3D Object Representations for Robot Perception
Reasoning about 3D objects is one of the most critical perception problems robots face; outside of navigation, most interactions between a robot and its environment are object-centric. Object-centric robot perception has long relied on maintaining an explicit database of 3D object models with the assumption that encountered objects will be exact copies of entries in the database; however, as robots move into unstructured environments such as human homes, the variation of encountered objects increases and maintaining an explicit object database becomes infeasible. This thesis introduces a general-purpose 3D object representation that allows the joint estimation of a previously unencountered object's class, pose, and 3D shape---crucial foundational tasks for general robot perception.

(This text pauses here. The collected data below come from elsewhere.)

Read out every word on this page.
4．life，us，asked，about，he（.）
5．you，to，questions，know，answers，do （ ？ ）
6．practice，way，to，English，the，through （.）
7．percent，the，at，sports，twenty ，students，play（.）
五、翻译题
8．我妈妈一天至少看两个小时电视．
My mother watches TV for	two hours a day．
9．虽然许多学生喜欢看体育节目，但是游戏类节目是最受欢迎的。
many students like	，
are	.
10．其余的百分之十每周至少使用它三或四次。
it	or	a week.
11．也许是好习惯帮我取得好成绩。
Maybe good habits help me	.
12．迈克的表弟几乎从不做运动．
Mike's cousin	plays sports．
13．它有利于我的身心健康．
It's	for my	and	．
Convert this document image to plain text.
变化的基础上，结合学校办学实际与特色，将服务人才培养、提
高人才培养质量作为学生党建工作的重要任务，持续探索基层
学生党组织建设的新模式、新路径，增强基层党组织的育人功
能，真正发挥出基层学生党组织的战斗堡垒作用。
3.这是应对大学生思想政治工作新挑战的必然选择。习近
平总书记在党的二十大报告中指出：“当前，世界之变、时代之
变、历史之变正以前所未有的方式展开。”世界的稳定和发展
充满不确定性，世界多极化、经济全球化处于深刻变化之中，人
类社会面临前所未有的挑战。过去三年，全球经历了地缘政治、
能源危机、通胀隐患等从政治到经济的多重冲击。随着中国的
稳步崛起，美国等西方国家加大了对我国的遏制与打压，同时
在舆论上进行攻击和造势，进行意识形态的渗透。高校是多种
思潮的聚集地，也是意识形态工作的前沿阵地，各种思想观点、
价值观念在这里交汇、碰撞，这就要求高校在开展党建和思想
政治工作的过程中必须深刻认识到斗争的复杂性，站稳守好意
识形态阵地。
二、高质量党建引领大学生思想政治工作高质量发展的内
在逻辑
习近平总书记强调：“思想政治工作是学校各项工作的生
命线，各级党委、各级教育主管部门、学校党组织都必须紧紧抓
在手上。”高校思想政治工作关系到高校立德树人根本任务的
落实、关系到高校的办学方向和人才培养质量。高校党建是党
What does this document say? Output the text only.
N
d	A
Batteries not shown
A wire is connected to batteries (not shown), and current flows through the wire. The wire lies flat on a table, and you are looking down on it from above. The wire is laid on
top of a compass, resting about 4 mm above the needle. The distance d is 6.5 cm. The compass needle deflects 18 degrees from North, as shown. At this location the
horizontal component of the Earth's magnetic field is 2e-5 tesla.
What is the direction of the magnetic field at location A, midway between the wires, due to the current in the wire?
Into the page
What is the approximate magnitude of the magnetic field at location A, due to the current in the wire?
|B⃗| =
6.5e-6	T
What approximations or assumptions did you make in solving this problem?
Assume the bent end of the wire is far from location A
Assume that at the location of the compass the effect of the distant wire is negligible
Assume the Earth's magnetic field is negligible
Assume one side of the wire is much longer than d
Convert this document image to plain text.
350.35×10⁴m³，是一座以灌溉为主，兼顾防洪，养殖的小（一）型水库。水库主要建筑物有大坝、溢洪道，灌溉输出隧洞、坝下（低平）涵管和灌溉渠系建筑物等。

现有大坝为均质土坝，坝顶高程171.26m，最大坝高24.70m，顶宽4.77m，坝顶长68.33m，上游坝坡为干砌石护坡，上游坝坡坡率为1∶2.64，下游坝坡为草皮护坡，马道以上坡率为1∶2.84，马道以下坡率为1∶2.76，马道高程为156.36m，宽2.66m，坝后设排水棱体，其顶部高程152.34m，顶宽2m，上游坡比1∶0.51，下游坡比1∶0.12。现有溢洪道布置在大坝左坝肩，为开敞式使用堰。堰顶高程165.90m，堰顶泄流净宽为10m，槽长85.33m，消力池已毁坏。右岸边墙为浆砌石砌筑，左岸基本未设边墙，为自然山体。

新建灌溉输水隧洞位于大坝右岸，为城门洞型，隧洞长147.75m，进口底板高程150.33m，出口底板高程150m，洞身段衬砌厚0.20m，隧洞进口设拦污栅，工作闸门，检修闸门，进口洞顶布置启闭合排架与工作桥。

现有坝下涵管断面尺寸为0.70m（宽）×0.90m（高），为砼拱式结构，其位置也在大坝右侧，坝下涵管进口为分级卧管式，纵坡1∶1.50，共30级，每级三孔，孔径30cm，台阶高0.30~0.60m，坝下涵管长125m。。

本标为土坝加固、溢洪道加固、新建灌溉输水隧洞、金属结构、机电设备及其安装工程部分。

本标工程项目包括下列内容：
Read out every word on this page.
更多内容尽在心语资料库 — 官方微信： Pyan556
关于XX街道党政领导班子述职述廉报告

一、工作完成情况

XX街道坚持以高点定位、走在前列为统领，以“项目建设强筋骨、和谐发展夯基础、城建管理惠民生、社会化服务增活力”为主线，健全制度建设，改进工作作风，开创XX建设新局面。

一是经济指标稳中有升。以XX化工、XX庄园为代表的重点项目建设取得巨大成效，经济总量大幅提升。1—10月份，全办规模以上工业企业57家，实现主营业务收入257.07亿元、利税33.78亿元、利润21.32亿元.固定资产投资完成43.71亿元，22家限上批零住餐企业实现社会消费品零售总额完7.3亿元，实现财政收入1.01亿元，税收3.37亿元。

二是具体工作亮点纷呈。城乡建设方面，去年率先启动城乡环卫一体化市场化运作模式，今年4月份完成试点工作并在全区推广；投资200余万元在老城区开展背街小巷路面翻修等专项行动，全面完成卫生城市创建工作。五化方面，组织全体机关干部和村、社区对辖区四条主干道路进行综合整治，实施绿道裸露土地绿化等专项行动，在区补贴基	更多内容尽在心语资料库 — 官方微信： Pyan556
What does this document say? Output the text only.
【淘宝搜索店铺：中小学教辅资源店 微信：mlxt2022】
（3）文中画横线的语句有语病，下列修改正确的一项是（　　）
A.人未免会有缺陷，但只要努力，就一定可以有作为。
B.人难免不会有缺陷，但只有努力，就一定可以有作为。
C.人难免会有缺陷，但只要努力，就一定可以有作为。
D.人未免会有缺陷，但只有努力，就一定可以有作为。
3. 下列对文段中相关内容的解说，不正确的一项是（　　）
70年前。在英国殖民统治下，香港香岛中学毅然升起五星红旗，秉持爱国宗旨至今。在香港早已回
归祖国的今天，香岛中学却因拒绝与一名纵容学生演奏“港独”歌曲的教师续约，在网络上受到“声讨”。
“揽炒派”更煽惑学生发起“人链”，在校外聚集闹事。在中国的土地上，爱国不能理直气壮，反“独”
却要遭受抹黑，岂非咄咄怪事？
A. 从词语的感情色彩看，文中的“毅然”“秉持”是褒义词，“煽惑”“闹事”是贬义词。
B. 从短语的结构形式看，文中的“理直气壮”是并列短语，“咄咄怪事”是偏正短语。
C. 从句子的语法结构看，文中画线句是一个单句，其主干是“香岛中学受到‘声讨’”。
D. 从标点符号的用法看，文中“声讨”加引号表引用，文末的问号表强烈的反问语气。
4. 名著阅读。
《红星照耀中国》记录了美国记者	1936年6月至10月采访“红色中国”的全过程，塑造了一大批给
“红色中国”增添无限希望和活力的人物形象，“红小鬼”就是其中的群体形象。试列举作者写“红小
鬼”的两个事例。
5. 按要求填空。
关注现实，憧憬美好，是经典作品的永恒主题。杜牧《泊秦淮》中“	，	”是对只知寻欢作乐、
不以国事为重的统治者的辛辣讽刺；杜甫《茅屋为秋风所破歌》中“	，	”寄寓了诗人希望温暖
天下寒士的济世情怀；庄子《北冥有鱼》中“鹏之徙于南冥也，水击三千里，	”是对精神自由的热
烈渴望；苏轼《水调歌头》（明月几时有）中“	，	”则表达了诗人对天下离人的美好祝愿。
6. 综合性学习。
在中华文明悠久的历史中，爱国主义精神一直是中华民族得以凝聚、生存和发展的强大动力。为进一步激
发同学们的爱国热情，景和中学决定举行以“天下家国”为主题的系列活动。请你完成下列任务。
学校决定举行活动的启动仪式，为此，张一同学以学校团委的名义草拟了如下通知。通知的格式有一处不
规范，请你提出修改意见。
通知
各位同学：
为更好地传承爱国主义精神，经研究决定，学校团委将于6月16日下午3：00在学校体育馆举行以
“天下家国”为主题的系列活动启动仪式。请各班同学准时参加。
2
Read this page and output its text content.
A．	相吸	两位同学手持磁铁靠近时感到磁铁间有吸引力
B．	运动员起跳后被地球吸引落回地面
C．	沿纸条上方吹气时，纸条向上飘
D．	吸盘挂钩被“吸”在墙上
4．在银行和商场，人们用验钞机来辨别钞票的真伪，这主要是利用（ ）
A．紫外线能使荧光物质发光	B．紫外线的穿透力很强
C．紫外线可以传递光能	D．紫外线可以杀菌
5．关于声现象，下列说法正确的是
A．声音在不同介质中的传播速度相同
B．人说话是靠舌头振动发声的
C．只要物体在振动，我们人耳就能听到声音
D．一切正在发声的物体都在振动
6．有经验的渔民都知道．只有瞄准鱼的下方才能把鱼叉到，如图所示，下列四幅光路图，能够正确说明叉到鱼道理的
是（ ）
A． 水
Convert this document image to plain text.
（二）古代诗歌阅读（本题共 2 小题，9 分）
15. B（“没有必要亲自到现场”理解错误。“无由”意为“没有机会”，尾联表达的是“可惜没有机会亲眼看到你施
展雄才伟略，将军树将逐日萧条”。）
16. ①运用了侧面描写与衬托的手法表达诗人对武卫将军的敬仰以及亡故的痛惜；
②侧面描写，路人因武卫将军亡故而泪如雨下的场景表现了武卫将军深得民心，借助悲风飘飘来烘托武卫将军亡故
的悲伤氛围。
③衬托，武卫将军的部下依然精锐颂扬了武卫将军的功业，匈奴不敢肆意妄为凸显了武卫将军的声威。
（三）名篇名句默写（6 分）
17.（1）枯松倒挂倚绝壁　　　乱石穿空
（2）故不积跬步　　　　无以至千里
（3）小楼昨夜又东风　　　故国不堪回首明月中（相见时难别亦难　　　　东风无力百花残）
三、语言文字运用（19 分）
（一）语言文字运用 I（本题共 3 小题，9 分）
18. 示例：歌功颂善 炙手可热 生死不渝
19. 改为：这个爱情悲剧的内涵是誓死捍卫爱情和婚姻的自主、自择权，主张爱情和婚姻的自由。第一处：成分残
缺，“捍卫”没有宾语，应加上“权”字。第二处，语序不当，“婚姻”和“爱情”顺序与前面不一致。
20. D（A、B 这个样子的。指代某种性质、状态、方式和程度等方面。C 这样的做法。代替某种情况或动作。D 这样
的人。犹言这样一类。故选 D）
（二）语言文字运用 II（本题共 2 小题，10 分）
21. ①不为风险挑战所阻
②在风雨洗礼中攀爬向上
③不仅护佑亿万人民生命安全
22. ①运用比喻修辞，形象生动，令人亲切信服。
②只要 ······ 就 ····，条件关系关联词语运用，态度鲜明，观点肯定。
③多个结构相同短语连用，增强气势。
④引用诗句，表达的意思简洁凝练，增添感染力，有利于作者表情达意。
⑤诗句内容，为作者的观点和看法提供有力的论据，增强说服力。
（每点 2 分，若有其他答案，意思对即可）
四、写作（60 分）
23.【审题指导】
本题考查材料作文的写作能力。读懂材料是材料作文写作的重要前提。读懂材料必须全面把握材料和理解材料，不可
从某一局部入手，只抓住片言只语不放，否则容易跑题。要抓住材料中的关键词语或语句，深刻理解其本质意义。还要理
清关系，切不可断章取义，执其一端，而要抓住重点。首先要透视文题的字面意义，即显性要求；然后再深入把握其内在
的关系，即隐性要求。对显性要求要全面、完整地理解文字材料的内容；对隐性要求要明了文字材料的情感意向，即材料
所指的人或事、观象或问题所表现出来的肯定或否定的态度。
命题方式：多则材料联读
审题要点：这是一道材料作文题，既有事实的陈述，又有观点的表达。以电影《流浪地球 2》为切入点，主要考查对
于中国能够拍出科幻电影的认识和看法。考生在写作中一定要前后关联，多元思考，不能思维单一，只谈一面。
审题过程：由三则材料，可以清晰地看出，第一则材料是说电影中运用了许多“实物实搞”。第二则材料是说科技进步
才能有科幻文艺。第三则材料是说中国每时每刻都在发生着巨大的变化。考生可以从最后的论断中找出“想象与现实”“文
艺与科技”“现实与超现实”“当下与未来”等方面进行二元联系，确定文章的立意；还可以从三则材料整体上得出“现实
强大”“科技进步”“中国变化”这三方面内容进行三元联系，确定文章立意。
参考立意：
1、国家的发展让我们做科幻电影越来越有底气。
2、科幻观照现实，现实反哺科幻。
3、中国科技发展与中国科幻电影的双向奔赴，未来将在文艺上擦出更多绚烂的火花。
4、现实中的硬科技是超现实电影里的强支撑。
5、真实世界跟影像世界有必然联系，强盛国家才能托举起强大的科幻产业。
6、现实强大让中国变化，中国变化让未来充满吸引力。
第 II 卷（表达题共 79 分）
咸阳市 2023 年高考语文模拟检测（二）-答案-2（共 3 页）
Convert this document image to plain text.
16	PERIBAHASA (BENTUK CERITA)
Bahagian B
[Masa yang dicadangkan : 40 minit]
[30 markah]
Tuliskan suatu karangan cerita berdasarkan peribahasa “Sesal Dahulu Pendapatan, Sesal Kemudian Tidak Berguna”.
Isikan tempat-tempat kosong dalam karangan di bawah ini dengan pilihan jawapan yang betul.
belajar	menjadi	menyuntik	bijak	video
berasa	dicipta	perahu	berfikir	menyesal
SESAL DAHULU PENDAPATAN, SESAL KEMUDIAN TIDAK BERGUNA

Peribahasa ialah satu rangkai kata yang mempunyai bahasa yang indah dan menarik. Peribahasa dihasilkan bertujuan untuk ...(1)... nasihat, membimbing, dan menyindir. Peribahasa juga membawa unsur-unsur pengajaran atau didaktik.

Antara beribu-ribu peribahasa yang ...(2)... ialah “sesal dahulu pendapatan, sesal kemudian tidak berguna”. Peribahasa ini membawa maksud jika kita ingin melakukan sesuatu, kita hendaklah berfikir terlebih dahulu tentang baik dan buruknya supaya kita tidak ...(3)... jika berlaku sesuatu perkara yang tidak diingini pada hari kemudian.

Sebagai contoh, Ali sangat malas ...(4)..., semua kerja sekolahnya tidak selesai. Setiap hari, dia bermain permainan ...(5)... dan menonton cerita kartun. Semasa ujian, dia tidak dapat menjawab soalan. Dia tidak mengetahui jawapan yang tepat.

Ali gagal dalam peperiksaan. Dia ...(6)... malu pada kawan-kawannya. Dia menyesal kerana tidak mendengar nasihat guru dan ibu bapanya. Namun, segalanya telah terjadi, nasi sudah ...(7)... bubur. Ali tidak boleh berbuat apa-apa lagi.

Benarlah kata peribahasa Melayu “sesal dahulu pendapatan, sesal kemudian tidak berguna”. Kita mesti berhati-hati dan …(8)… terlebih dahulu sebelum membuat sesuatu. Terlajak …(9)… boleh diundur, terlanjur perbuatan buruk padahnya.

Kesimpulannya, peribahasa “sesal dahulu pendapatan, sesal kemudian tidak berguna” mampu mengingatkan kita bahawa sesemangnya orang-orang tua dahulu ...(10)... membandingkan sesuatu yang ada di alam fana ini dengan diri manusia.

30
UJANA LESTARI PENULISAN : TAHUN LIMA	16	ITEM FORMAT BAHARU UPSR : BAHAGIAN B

We present the first method capable of performing all three of these tasks simultaneously, Bayesian Eigenobjects (BEOs), and show that it outperforms competing approaches which estimate only object shape and class given a known object pose. BEOs use an approximate Bayesian version of Principal Component Analysis to learn an explicit low-dimensional subspace containing the 3D shapes of objects of interest, which allows for efficient shape inference at high object resolutions. We then extend BEOs to produce Hybrid Bayesian Eigenobjects (HBEOs), a fusion of linear subspace methods with modern convolutional network approaches, enabling realtime inference from a single depth image. Because HBEOs use a Convolutional Network to project partially observed objects onto the learned subspace, they allow the object to be larger and more expressive without impacting the inductive power of the model. Experimentally, we show that HBEOs offer significantly improved performance on all tasks compared to their BEO predecessors. Finally, we leverage the explicit 3D shape estimate produced by BEOs to further extend the state-of-the-art in category level pose estimation by fusing probabilistic pose predictions with a silhouette-based reconstruction prior. We also illustrate the advantages of combining both probabilistic pose estimation and shape verification, via an ablation study, and show that both portions of the system contribute to its performance. Taken together, these methods comprise a significant step towards creating a general-purpose 3D perceptual foundation for robotics systems, upon which problem-specific systems may be built.